Не секрет, что еще в восьмидесятые годы XX в. в спецслужбах Великобритании разрабатывалась программа по подрыву положения России в Кавказском регионе посредством объединения на основе ислама и общих экономических интересов центробежных тенденций кавказских народов. Сегодня для этого проекта появилась конкретная база — реальный интерес мирового нефтяного бизнеса (компании "Amoco", "British Petroleum", "Texaco" и др.) к запасам Каспия. Чечня в данной ситуации рассматривается исключительно как необходимый очаг военно-политической нестабильности, замыкающий на себе Россию.
Иную позицию занимают страны-экспортеры нефти Персидского залива, опасающиеся введения в эксплуатацию каспийского нефтедобывающего комплекса, как конкурирующей политико-экономической структуры. Но эта противоположность интересам Запада заключена лишь в целях, но не в средствах их реализации. Здесь мятежная Ичкерия призвана выполнить задачу по дестабилизации всей каспийской геоэкономической системы. Таким образом, очевидно, что вокруг Ичкерии образовывается довольно опасная и крайне деструктивная общность интересов сил заинтересованных в поддержании напряженности в регионе и распространении "управляемого конфликта".
Отдельным корпусом проблем стоит гуманитарный аспект чеченского кризиса, а именно: проблема прав человека. В принципе среди стран Запада никто не подвергает сомнению законность и необходимость борьбы России с терроризмом и сепаратизмом (по крайней мере пока), но характер антитеррористической операции вызывает настороженность и озабоченность. Действия в Чечне российских вооруженных сил противоречат комплексу документов Европы и ООН о правах человека.[39] На основании обвинений в нарушении российской стороной взятых на себя обязательств в соблюдении прав человека была предпринята попытка приостановить членство последней в Парламентской Ассамблее Совета Европы (ПАСЕ). Это серьезнейшим образом осложняет отношения Москвы с международными финансовыми институтами. Более того, в обязательные для исполнения комиссией ЕС рекомендации включены положения о корректировках в сфере сотрудничества Европы и России, а именно: сокращение бюджетных ассигнований, отказ расширить преференции в торговле и т.д.
Все эти факторы говорят о том, что проблема Чечни получила отныне международный статус и является уже не только внутренней проблемой России. С одной стороны, это упрощает урегулирование чеченского конфликта, можно рассчитывать на поддержку и содействие реальному переговорному процессу, на финансово-экономическое наполнение "мирной программы". С другой - большое количество заинтересованных сторон резко сужает пространство для политических и дипломатических маневров Москвы в деле разрешения чеченского кризиса на государственном и международном уровне.[40]
2.3. Тактика физического подавления конфликта (анализ эффективности 1-ой и 2-ой чеченских компаний)
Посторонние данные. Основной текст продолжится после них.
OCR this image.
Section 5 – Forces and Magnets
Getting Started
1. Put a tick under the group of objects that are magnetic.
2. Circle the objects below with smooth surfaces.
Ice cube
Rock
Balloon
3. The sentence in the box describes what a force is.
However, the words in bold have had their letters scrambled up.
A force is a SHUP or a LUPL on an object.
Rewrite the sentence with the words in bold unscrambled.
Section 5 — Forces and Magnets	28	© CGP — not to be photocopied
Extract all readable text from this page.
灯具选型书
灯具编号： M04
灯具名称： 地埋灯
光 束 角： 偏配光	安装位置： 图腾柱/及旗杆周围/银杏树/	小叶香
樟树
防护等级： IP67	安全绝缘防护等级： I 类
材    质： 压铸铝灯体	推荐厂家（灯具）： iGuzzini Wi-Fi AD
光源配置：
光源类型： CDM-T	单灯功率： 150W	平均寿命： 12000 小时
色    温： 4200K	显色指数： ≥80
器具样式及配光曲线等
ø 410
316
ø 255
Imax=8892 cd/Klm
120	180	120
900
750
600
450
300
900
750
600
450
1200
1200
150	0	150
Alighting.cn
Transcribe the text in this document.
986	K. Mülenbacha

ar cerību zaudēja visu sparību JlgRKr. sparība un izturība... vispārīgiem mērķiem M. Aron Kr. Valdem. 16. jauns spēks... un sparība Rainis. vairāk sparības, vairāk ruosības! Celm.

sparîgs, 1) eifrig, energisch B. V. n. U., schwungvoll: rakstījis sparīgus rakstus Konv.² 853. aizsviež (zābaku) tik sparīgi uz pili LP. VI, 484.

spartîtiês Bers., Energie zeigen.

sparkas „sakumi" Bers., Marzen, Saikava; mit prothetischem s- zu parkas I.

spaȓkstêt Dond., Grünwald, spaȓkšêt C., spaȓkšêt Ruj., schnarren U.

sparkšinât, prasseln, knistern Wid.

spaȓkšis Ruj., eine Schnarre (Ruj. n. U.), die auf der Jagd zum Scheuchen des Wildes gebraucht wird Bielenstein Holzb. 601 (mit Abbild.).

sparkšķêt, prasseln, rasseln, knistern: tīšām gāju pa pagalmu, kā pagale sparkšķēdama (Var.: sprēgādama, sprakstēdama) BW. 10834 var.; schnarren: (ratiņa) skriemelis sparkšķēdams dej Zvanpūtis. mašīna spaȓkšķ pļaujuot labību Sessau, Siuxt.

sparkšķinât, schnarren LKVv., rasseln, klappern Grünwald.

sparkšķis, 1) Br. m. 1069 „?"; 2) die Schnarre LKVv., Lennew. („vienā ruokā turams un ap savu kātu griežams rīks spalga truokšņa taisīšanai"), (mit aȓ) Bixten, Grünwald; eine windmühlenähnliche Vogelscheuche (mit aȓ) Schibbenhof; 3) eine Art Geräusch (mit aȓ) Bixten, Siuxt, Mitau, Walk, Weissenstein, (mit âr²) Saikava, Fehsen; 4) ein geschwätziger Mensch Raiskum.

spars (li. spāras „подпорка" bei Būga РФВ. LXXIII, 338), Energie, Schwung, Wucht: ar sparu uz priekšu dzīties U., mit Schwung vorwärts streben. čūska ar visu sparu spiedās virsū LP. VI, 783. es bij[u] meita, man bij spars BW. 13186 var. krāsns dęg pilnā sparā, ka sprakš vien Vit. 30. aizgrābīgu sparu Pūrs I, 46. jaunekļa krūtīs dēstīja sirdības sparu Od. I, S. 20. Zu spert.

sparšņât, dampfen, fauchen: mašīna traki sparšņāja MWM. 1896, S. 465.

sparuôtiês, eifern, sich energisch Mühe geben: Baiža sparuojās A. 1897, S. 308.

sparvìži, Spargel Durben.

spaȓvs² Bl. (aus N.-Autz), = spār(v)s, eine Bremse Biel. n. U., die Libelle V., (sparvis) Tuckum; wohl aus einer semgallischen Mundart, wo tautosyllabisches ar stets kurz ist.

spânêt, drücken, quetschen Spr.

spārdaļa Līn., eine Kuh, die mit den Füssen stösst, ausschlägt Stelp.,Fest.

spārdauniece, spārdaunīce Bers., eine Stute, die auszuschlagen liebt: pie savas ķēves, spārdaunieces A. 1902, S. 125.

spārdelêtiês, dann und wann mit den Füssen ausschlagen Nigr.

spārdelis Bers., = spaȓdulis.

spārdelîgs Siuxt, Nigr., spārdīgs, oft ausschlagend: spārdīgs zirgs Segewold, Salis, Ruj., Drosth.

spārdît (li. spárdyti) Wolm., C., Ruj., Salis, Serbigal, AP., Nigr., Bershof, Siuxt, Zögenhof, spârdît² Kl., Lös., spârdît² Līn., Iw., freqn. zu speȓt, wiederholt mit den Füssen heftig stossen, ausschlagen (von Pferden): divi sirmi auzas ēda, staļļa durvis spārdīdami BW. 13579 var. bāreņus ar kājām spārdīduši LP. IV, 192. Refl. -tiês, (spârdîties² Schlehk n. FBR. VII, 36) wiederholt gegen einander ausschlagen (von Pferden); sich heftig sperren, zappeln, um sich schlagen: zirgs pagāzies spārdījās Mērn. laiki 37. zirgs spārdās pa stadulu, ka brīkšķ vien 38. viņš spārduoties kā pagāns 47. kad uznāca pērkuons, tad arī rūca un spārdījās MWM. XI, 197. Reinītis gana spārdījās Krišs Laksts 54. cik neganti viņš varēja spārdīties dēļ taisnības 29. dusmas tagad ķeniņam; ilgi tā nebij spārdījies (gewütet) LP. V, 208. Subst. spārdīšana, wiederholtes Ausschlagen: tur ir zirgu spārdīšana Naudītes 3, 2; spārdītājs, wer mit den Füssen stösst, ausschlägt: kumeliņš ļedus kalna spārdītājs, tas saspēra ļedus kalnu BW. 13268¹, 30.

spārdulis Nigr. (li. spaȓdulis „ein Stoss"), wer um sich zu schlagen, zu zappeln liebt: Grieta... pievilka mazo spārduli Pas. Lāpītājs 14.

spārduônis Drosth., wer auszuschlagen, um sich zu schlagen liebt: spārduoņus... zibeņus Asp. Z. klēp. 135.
В целях противодействия тенденции повышения общественной опасности политического экстремизма на Юге России федеральные органы власти избрали стратегию его подавления. Главным политическим средством подавления стала военная и антитеррористическая операция в Чечне. Дополнительными средствами подавления политического экстремизма на Юге России были усиление уголовно-правового контроля и контрпропаганды.
Главной экстремистской структурой в Чечне был антиконституционный режим, который возник в 1992 году в результате вооруженного мятежа и насильственного захвата власти сепаратистами под руководством В. Дудаева. Вооруженный сепаратизм был продуктом противостояния между националэкстремистскои элитой Чечни и федеральными властями, пытавшимися до 1994 г. и в период 1997—1999 гг. восстановить конституционный порядок в Чечне судебными и переговорными средствами. Чеченский антиконституционный режим дважды оказал вооруженное сопротивление федеральной армии в 1994—1996 гг. и 1999—2000 гг., пока не был разгромлен. Сегодня его остатки ведут борьбу бандоповстанческими и террористическими методами.[41]
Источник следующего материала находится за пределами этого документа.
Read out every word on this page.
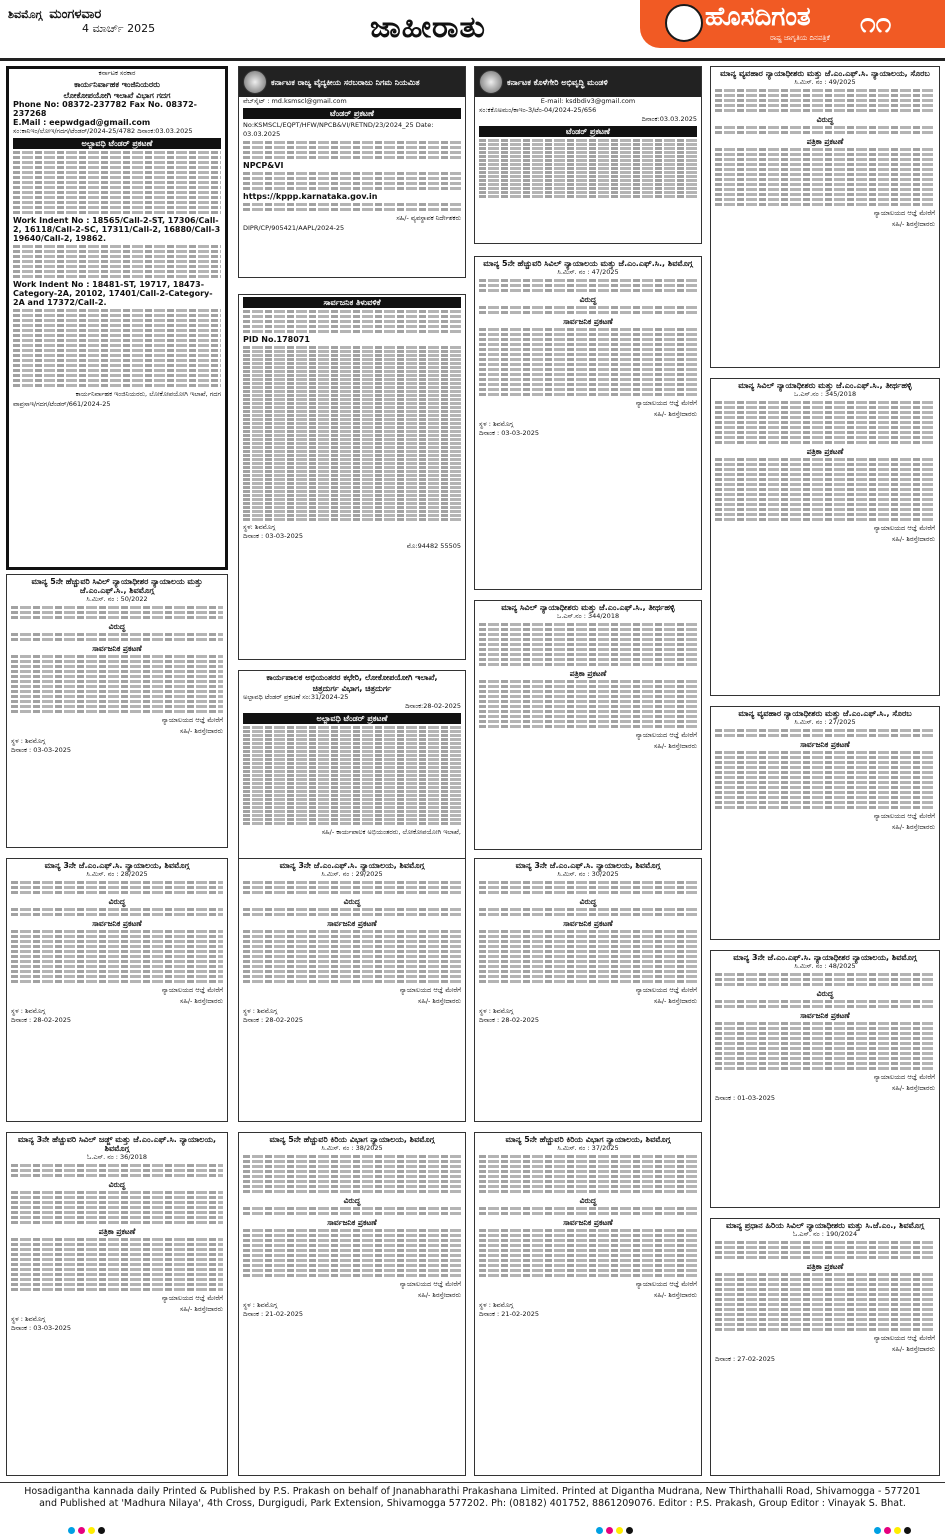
ಶಿವಮೊಗ್ಗ ಮಂಗಳವಾರ
4 ಮಾರ್ಚ್ 2025	ಜಾಹೀರಾತು	ಹೊಸದಿಗಂತ
ರಾಷ್ಟ್ರ ಜಾಗೃತಿಯ ದಿನಪತ್ರಿಕೆ ೧೧
ಕರ್ನಾಟಕ ಸರಕಾರ
ಕಾರ್ಯನಿರ್ವಾಹಕ ಇಂಜಿನಿಯರರು
ಲೋಕೋಪಯೋಗಿ ಇಲಾಖೆ ವಿಭಾಗ ಗದಗ
Phone No: 08372-237782 Fax No. 08372-237268
E.Mail : eepwdgad@gmail.com
ಸಂ:ಕಾನಿಇಂ/ಲೋಇ/ಗದಗ/ಟೆಂಡರ್/2024-25/4782 ದಿನಾಂಕ:03.03.2025
ಅಲ್ಪಾವಧಿ ಟೆಂಡರ್ ಪ್ರಕಟಣೆ
Work Indent No : 18565/Call-2-ST, 17306/Call-2, 16118/Call-2-SC, 17311/Call-2, 16880/Call-3 19640/Call-2, 19862.
Work Indent No : 18481-ST, 19717, 18473-Category-2A, 20102, 17401/Call-2-Category-2A and 17372/Call-2.
ಕಾರ್ಯನಿರ್ವಾಹಕ ಇಂಜಿನಿಯರರು, ಲೋಕೋಪಯೋಗಿ ಇಲಾಖೆ, ಗದಗ
ವಾಪ್ರಸಾಇ/ಗದಗ/ಟೆಂಡರ್/661/2024-25
ಮಾನ್ಯ 5ನೇ ಹೆಚ್ಚುವರಿ ಸಿವಿಲ್ ನ್ಯಾಯಾಧೀಶರ ನ್ಯಾಯಾಲಯ ಮತ್ತು ಜೆ.ಎಂ.ಎಫ್.ಸಿ., ಶಿವಮೊಗ್ಗ
ಸಿ.ಮಿಸ್. ನಂ : 50/2022
ವಿರುದ್ಧ
ಸಾರ್ವಜನಿಕ ಪ್ರಕಟಣೆ
ನ್ಯಾಯಾಲಯದ ಆಜ್ಞೆ ಮೇರೆಗೆ
ಸಹಿ/- ಶಿರಸ್ತೇದಾರರು
ಸ್ಥಳ : ಶಿವಮೊಗ್ಗ
ದಿನಾಂಕ : 03-03-2025
ಮಾನ್ಯ 3ನೇ ಜೆ.ಎಂ.ಎಫ್.ಸಿ. ನ್ಯಾಯಾಲಯ, ಶಿವಮೊಗ್ಗ
ಸಿ.ಮಿಸ್. ನಂ : 28/2025
ವಿರುದ್ಧ
ಸಾರ್ವಜನಿಕ ಪ್ರಕಟಣೆ
ನ್ಯಾಯಾಲಯದ ಆಜ್ಞೆ ಮೇರೆಗೆ
ಸಹಿ/- ಶಿರಸ್ತೇದಾರರು
ಸ್ಥಳ : ಶಿವಮೊಗ್ಗ
ದಿನಾಂಕ : 28-02-2025
ಮಾನ್ಯ 3ನೇ ಹೆಚ್ಚುವರಿ ಸಿವಿಲ್ ಜಡ್ಜ್ ಮತ್ತು ಜೆ.ಎಂ.ಎಫ್.ಸಿ. ನ್ಯಾಯಾಲಯ, ಶಿವಮೊಗ್ಗ
ಓ.ಎಸ್. ನಂ : 36/2018
ವಿರುದ್ಧ
ಪತ್ರಿಕಾ ಪ್ರಕಟಣೆ
ನ್ಯಾಯಾಲಯದ ಆಜ್ಞೆ ಮೇರೆಗೆ
ಸಹಿ/- ಶಿರಸ್ತೇದಾರರು
ಸ್ಥಳ : ಶಿವಮೊಗ್ಗ
ದಿನಾಂಕ : 03-03-2025
ಕರ್ನಾಟಕ ರಾಜ್ಯ ವೈದ್ಯಕೀಯ ಸರಬರಾಜು ನಿಗಮ ನಿಯಮಿತ
ವೆಬ್‌ಸೈಟ್ : md.ksmscl@gmail.com
ಟೆಂಡರ್ ಪ್ರಕಟಣೆ
No:KSMSCL/EQPT/HFW/NPCB&VI/RETND/23/2024_25 Date: 03.03.2025
NPCP&VI
https://kppp.karnataka.gov.in
ಸಹಿ/- ವ್ಯವಸ್ಥಾಪಕ ನಿರ್ದೇಶಕರು
DIPR/CP/905421/AAPL/2024-25
ಸಾರ್ವಜನಿಕ ತಿಳುವಳಿಕೆ
PID No.178071
ಸ್ಥಳ: ಶಿವಮೊಗ್ಗ
ದಿನಾಂಕ : 03-03-2025
ಮೊ:94482 55505
ಕಾರ್ಯಪಾಲಕ ಅಭಿಯಂತರರ ಕಛೇರಿ, ಲೋಕೋಪಯೋಗಿ ಇಲಾಖೆ,
ಚಿತ್ರದುರ್ಗ ವಿಭಾಗ, ಚಿತ್ರದುರ್ಗ
ಅಲ್ಪಾವಧಿ ಟೆಂಡರ್ ಪ್ರಕಟಣೆ ಸಂ:31/2024-25
ದಿನಾಂಕ:28-02-2025
ಅಲ್ಪಾವಧಿ ಟೆಂಡರ್ ಪ್ರಕಟಣೆ
ಸಹಿ/- ಕಾರ್ಯಪಾಲಕ ಅಭಿಯಂತರರು, ಲೋಕೋಪಯೋಗಿ ಇಲಾಖೆ,
ಮಾನ್ಯ 3ನೇ ಜೆ.ಎಂ.ಎಫ್.ಸಿ. ನ್ಯಾಯಾಲಯ, ಶಿವಮೊಗ್ಗ
ಸಿ.ಮಿಸ್. ನಂ : 29/2025
ವಿರುದ್ಧ
ಸಾರ್ವಜನಿಕ ಪ್ರಕಟಣೆ
ನ್ಯಾಯಾಲಯದ ಆಜ್ಞೆ ಮೇರೆಗೆ
ಸಹಿ/- ಶಿರಸ್ತೇದಾರರು
ಸ್ಥಳ : ಶಿವಮೊಗ್ಗ
ದಿನಾಂಕ : 28-02-2025
ಮಾನ್ಯ 5ನೇ ಹೆಚ್ಚುವರಿ ಕಿರಿಯ ವಿಭಾಗ ನ್ಯಾಯಾಲಯ, ಶಿವಮೊಗ್ಗ
ಸಿ.ಮಿಸ್. ನಂ : 38/2025
ವಿರುದ್ಧ
ಸಾರ್ವಜನಿಕ ಪ್ರಕಟಣೆ
ನ್ಯಾಯಾಲಯದ ಆಜ್ಞೆ ಮೇರೆಗೆ
ಸಹಿ/- ಶಿರಸ್ತೇದಾರರು
ಸ್ಥಳ : ಶಿವಮೊಗ್ಗ
ದಿನಾಂಕ : 21-02-2025
ಕರ್ನಾಟಕ ಕೊಳೆಗೇರಿ ಅಭಿವೃದ್ಧಿ ಮಂಡಳಿ
E-mail: ksdbdiv3@gmail.com
ಸಂ:ಕಕೊಅಮಂ/ಕಾಇಂ-3/ಟೆಂ-04/2024-25/656
ದಿನಾಂಕ:03.03.2025
ಟೆಂಡರ್ ಪ್ರಕಟಣೆ
ಮಾನ್ಯ 5ನೇ ಹೆಚ್ಚುವರಿ ಸಿವಿಲ್ ನ್ಯಾಯಾಲಯ ಮತ್ತು ಜೆ.ಎಂ.ಎಫ್.ಸಿ., ಶಿವಮೊಗ್ಗ
ಸಿ.ಮಿಸ್. ನಂ : 47/2025
ವಿರುದ್ಧ
ಸಾರ್ವಜನಿಕ ಪ್ರಕಟಣೆ
ನ್ಯಾಯಾಲಯದ ಆಜ್ಞೆ ಮೇರೆಗೆ
ಸಹಿ/- ಶಿರಸ್ತೇದಾರರು
ಸ್ಥಳ : ಶಿವಮೊಗ್ಗ
ದಿನಾಂಕ : 03-03-2025
ಮಾನ್ಯ ಸಿವಿಲ್ ನ್ಯಾಯಾಧೀಶರು ಮತ್ತು ಜೆ.ಎಂ.ಎಫ್.ಸಿ., ತೀರ್ಥಹಳ್ಳಿ
ಒ.ಎಸ್.ನಂ : 344/2018
ಪತ್ರಿಕಾ ಪ್ರಕಟಣೆ
ನ್ಯಾಯಾಲಯದ ಆಜ್ಞೆ ಮೇರೆಗೆ
ಸಹಿ/- ಶಿರಸ್ತೇದಾರರು
ಮಾನ್ಯ 3ನೇ ಜೆ.ಎಂ.ಎಫ್.ಸಿ. ನ್ಯಾಯಾಲಯ, ಶಿವಮೊಗ್ಗ
ಸಿ.ಮಿಸ್. ನಂ : 30/2025
ವಿರುದ್ಧ
ಸಾರ್ವಜನಿಕ ಪ್ರಕಟಣೆ
ನ್ಯಾಯಾಲಯದ ಆಜ್ಞೆ ಮೇರೆಗೆ
ಸಹಿ/- ಶಿರಸ್ತೇದಾರರು
ಸ್ಥಳ : ಶಿವಮೊಗ್ಗ
ದಿನಾಂಕ : 28-02-2025
ಮಾನ್ಯ 5ನೇ ಹೆಚ್ಚುವರಿ ಕಿರಿಯ ವಿಭಾಗ ನ್ಯಾಯಾಲಯ, ಶಿವಮೊಗ್ಗ
ಸಿ.ಮಿಸ್. ನಂ : 37/2025
ವಿರುದ್ಧ
ಸಾರ್ವಜನಿಕ ಪ್ರಕಟಣೆ
ನ್ಯಾಯಾಲಯದ ಆಜ್ಞೆ ಮೇರೆಗೆ
ಸಹಿ/- ಶಿರಸ್ತೇದಾರರು
ಸ್ಥಳ : ಶಿವಮೊಗ್ಗ
ದಿನಾಂಕ : 21-02-2025
ಮಾನ್ಯ ವ್ಯವಹಾರ ನ್ಯಾಯಾಧೀಶರು ಮತ್ತು ಜೆ.ಎಂ.ಎಫ್.ಸಿ. ನ್ಯಾಯಾಲಯ, ಸೊರಬ
ಸಿ.ಮಿಸ್. ನಂ : 49/2025
ವಿರುದ್ಧ
ಪತ್ರಿಕಾ ಪ್ರಕಟಣೆ
ನ್ಯಾಯಾಲಯದ ಆಜ್ಞೆ ಮೇರೆಗೆ
ಸಹಿ/- ಶಿರಸ್ತೇದಾರರು
ಮಾನ್ಯ ಸಿವಿಲ್ ನ್ಯಾಯಾಧೀಶರು ಮತ್ತು ಜೆ.ಎಂ.ಎಫ್.ಸಿ., ತೀರ್ಥಹಳ್ಳಿ
ಒ.ಎಸ್.ನಂ : 345/2018
ಪತ್ರಿಕಾ ಪ್ರಕಟಣೆ
ನ್ಯಾಯಾಲಯದ ಆಜ್ಞೆ ಮೇರೆಗೆ
ಸಹಿ/- ಶಿರಸ್ತೇದಾರರು
ಮಾನ್ಯ ವ್ಯವಹಾರ ನ್ಯಾಯಾಧೀಶರು ಮತ್ತು ಜೆ.ಎಂ.ಎಫ್.ಸಿ., ಸೊರಬ
ಸಿ.ಮಿಸ್. ನಂ : 27/2025
ಸಾರ್ವಜನಿಕ ಪ್ರಕಟಣೆ
ನ್ಯಾಯಾಲಯದ ಆಜ್ಞೆ ಮೇರೆಗೆ
ಸಹಿ/- ಶಿರಸ್ತೇದಾರರು
ಮಾನ್ಯ 3ನೇ ಜೆ.ಎಂ.ಎಫ್.ಸಿ. ನ್ಯಾಯಾಧೀಶರ ನ್ಯಾಯಾಲಯ, ಶಿವಮೊಗ್ಗ
ಸಿ.ಮಿಸ್. ನಂ : 48/2025
ವಿರುದ್ಧ
ಸಾರ್ವಜನಿಕ ಪ್ರಕಟಣೆ
ನ್ಯಾಯಾಲಯದ ಆಜ್ಞೆ ಮೇರೆಗೆ
ಸಹಿ/- ಶಿರಸ್ತೇದಾರರು
ದಿನಾಂಕ : 01-03-2025
ಮಾನ್ಯ ಪ್ರಧಾನ ಹಿರಿಯ ಸಿವಿಲ್ ನ್ಯಾಯಾಧೀಶರು ಮತ್ತು ಸಿ.ಜೆ.ಎಂ., ಶಿವಮೊಗ್ಗ
ಓ.ಎಸ್. ನಂ : 190/2024
ಪತ್ರಿಕಾ ಪ್ರಕಟಣೆ
ನ್ಯಾಯಾಲಯದ ಆಜ್ಞೆ ಮೇರೆಗೆ
ಸಹಿ/- ಶಿರಸ್ತೇದಾರರು
ದಿನಾಂಕ : 27-02-2025
Hosadigantha kannada daily Printed & Published by P.S. Prakash on behalf of Jnanabharathi Prakashana Limited. Printed at Digantha Mudrana, New Thirthahalli Road, Shivamogga - 577201
and Published at 'Madhura Nilaya', 4th Cross, Durgigudi, Park Extension, Shivamogga 577202. Ph: (08182) 401752, 8861209076. Editor : P.S. Prakash, Group Editor : Vinayak S. Bhat.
Антитеррористическая операция в Чечне проводилась с использованием тактики физического подавления. Эта тактика имеет несколько разновидностей. Крайняя тактика — это использование федеральных вооруженных сил против политического экстремизма в регионе. Военная операция 1994—1996 гг., проводимая по решению российского руководства в целях восстановления конституционного порядка в Чечне, не достигла политических и военных целей. Она завершилась хасавюртовским соглашением, не препятствующим распространению политического ваххабизма и терроризма на Юге и в других регионах России. О неэффективности тактики физического подавления политического экстремизма в первую чеченскую войну свидетельствует падение доверия населения России к своим вооруженным силам. Если в 1993 г. 53% населения видели в военных вооруженных защитников Отечества, мира и жизни граждан, то в 1998 г. — 24%.[42]
Исследователи отмечают две главные причины неэффективности примененной военной тактики 1994—1996 гг. Во-первых, политическая недальновидность российского руководства. Вначале 90-х гг. из Чечни были выведены федеральные войска, которые оставили большие запасы оружия и боевой техники, используемые впоследствии против мирного населения преступными структурами и формированиями.[43] В Южном регионе была утрачена федеральная монополия на легитимное применение силы для сохранения конституционного порядка. Во-вторых, неподготовленность российской армии к военным действиям для урегулирования этнополитического конфликта.[44] Наряду с отсутствием позитивных последствий первой военной операции против политического экстремизма сохранялись негативные последствия. Кроме падения престижа армии и руководства Федерации война унесла десятки тысяч жизней мирных жителей, российских военных, разрушила экономическую и социальную инфраструктуру Чечни, но не военный потенциал экстремизма.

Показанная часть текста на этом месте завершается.